The classical transfer matrix method (CTMM) is widely used in investigating the dynamic behavior of fluid-conveying pipes. When the fluid-conveying pipe is too long or the frequency is too high, the issue of unstable numerical solutions often occurs. In response to this, several improved transfer matrix methods have been developed to improve the numerical stability of the CTMM. Nevertheless, most of these methods are primarily suited for single fluid-conveying pipe systems. There is a scarcity of studies addressing the numerical stability issues and the associated improvement techniques in parallel fluid-conveying pipes (PFCPs). Therefore, this study first establishes a dynamic model of the PFCPs, and investigates the numerical stability challenges associated with applying the CTMM to solve such systems. Additionally, a sensitivity analysis is performed to evaluate how various parameters influence numerical stability. The results indicate that the PFCPs exhibit numerical instability issues in axial, lateral, and torsional vibrations. This instability arises because the elbow pipe induces coupling among vibrations in different directions. Additionally, each single pipe within the PFCPs also demonstrates numerical instability across all vibration modes due to structural coupling. Among various factors, the length of the pipe is identified as the most critical parameter affecting its numerical stability. The hybrid energy transfer matrix method (HETMM) and stiffness transfer matrix method (STMM) are efficient approaches for improving the numerical stability of the CTMM by reducing the characteristic length. However, when applied to PFCPs, these methods result in singular and ill-conditioned matrices, thereby preventing the successful solution of such systems.

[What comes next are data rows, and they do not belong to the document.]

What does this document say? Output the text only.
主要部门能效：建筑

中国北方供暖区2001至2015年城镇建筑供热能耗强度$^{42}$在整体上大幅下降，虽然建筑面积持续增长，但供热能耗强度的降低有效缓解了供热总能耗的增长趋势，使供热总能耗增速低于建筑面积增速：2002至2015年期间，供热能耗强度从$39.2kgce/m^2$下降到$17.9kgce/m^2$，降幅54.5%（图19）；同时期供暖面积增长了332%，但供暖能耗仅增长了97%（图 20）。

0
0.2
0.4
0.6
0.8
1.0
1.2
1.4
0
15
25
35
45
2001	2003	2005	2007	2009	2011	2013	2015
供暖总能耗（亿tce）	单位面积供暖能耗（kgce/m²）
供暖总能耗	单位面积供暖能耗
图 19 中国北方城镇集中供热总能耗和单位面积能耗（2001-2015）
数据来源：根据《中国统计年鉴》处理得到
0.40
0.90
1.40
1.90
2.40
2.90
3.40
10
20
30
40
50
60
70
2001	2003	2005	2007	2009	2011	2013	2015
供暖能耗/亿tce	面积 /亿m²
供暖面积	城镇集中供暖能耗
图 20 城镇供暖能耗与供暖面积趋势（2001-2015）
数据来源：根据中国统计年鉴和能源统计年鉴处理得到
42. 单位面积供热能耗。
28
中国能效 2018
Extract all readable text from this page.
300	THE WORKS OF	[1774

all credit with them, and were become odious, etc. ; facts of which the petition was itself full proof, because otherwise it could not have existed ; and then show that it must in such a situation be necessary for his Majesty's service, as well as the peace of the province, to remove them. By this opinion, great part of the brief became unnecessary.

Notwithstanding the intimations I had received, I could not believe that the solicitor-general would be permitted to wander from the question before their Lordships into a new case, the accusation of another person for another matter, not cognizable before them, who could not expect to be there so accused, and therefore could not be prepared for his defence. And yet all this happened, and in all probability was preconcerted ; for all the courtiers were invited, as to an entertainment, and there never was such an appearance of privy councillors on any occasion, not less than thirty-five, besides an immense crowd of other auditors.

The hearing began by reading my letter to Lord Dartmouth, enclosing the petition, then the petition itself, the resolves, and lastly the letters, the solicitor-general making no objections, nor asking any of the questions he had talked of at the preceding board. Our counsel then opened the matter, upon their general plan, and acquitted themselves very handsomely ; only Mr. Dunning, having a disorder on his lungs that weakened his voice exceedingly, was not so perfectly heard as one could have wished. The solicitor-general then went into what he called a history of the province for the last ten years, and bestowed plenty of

Therefore, this study develops the improved hybrid energy transfer matrix method (IHETMM) and the improved stiffness transfer matrix method (ISTMM) by addressing the singular and ill-conditioned issues of matrices that arise during their solution processes. Finally, the validity of the two improved methods is confirmed through comparisons with five existing examples, while their stability and efficiency are demonstrated by contrasting them with currently improved transfer matrix methods. This study provides innovative approaches for the high-frequency numerical solution of PFCPs, thereby improving the numerical stability of CTMM in solving the dynamic response of such systems.